I've always thought that it should have been possible in C and C++ to declare endian-ness as the property of a member variable's type, and that's it: the compiler would then automatically choose where to swap the byte-order to/from he native byte order.
The benefits are obvious: Code is declarative, and there's no risk of a bug where you missed to call std::byteswap() or did it twice.
Also, the compiler could automatically extract and insert values from/to little-endian and big-endian bitfields (which can be a handful...), and it could optimise to reduce the number of byteswaps in the code.

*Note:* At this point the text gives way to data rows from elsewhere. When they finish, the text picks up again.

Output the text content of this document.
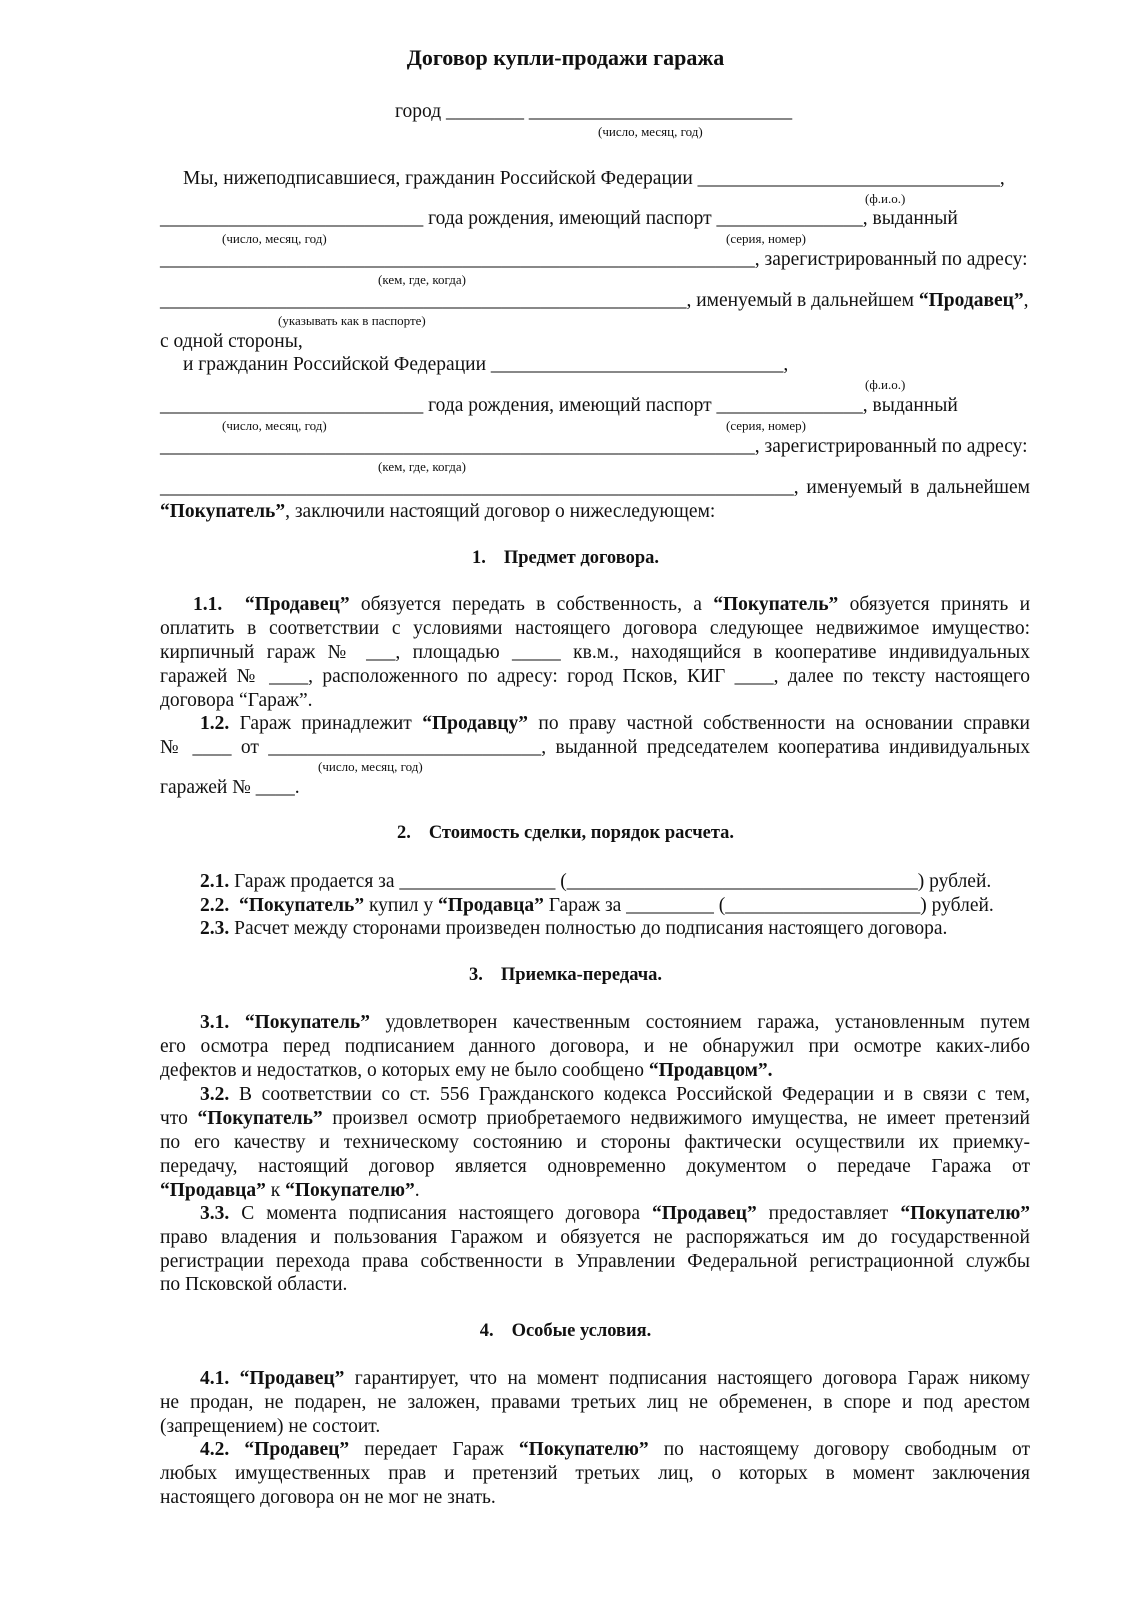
Договор купли-продажи гаража
город ________ ___________________________
(число, месяц, год)
Мы, нижеподписавшиеся, гражданин Российской Федерации _______________________________,
(ф.и.о.)
___________________________ года рождения, имеющий паспорт _______________, выданный
(число, месяц, год)	(серия, номер)
_____________________________________________________________, зарегистрированный по адресу:
(кем, где, когда)
______________________________________________________, именуемый в дальнейшем “Продавец”,
(указывать как в паспорте)
с одной стороны,
и гражданин Российской Федерации ______________________________,
(ф.и.о.)
___________________________ года рождения, имеющий паспорт _______________, выданный
(число, месяц, год)	(серия, номер)
_____________________________________________________________, зарегистрированный по адресу:
(кем, где, когда)
_________________________________________________________________, именуемый в дальнейшем
“Покупатель”, заключили настоящий договор о нижеследующем:
1. Предмет договора.
1.1. “Продавец” обязуется передать в собственность, а “Покупатель” обязуется принять и
оплатить в соответствии с условиями настоящего договора следующее недвижимое имущество:
кирпичный гараж № ___, площадью _____ кв.м., находящийся в кооперативе индивидуальных
гаражей № ____, расположенного по адресу: город Псков, КИГ ____, далее по тексту настоящего
договора “Гараж”.
1.2. Гараж принадлежит “Продавцу” по праву частной собственности на основании справки
№ ____ от ____________________________, выданной председателем кооператива индивидуальных
(число, месяц, год)
гаражей № ____.
2. Стоимость сделки, порядок расчета.
2.1. Гараж продается за ________________ (____________________________________) рублей.
2.2. “Покупатель” купил у “Продавца” Гараж за _________ (____________________) рублей.
2.3. Расчет между сторонами произведен полностью до подписания настоящего договора.
3. Приемка-передача.
3.1. “Покупатель” удовлетворен качественным состоянием гаража, установленным путем
его осмотра перед подписанием данного договора, и не обнаружил при осмотре каких-либо
дефектов и недостатков, о которых ему не было сообщено “Продавцом”.
3.2. В соответствии со ст. 556 Гражданского кодекса Российской Федерации и в связи с тем,
что “Покупатель” произвел осмотр приобретаемого недвижимого имущества, не имеет претензий
по его качеству и техническому состоянию и стороны фактически осуществили их приемку-
передачу, настоящий договор является одновременно документом о передаче Гаража от
“Продавца” к “Покупателю”.
3.3. С момента подписания настоящего договора “Продавец” предоставляет “Покупателю”
право владения и пользования Гаражом и обязуется не распоряжаться им до государственной
регистрации перехода права собственности в Управлении Федеральной регистрационной службы
по Псковской области.
4. Особые условия.
4.1. “Продавец” гарантирует, что на момент подписания настоящего договора Гараж никому
не продан, не подарен, не заложен, правами третьих лиц не обременен, в споре и под арестом
(запрещением) не состоит.
4.2. “Продавец” передает Гараж “Покупателю” по настоящему договору свободным от
любых имущественных прав и претензий третьих лиц, о которых в момент заключения
настоящего договора он не мог не знать.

Sounds like a pretty easy class you could write in C++. Template it for anything that's integral if you want to get fancy so you can do BigEndian<int32_t> or BigEndian<int64_t> and provide operators that convert to/from the "native" type transparently.
Is that generically useful enough to be part of the C++ standard? Seems like the type of thing that more belongs in a helper utility (aka, surely something like Boost already has this)
Of course that has crossed my mind, but I am not sure that there aren't opportunities for optimisation left if the compiler would retain higher-level information.
The benefits are obvious: Code is declarative, and there's no risk of a bug where you missed to call std::byteswap() or did it twice.
Also, the compiler could automatically extract and insert values from/to little-endian and big-endian bitfields (which can be a handful...), and it could optimise to reduce the number of byteswaps in the code.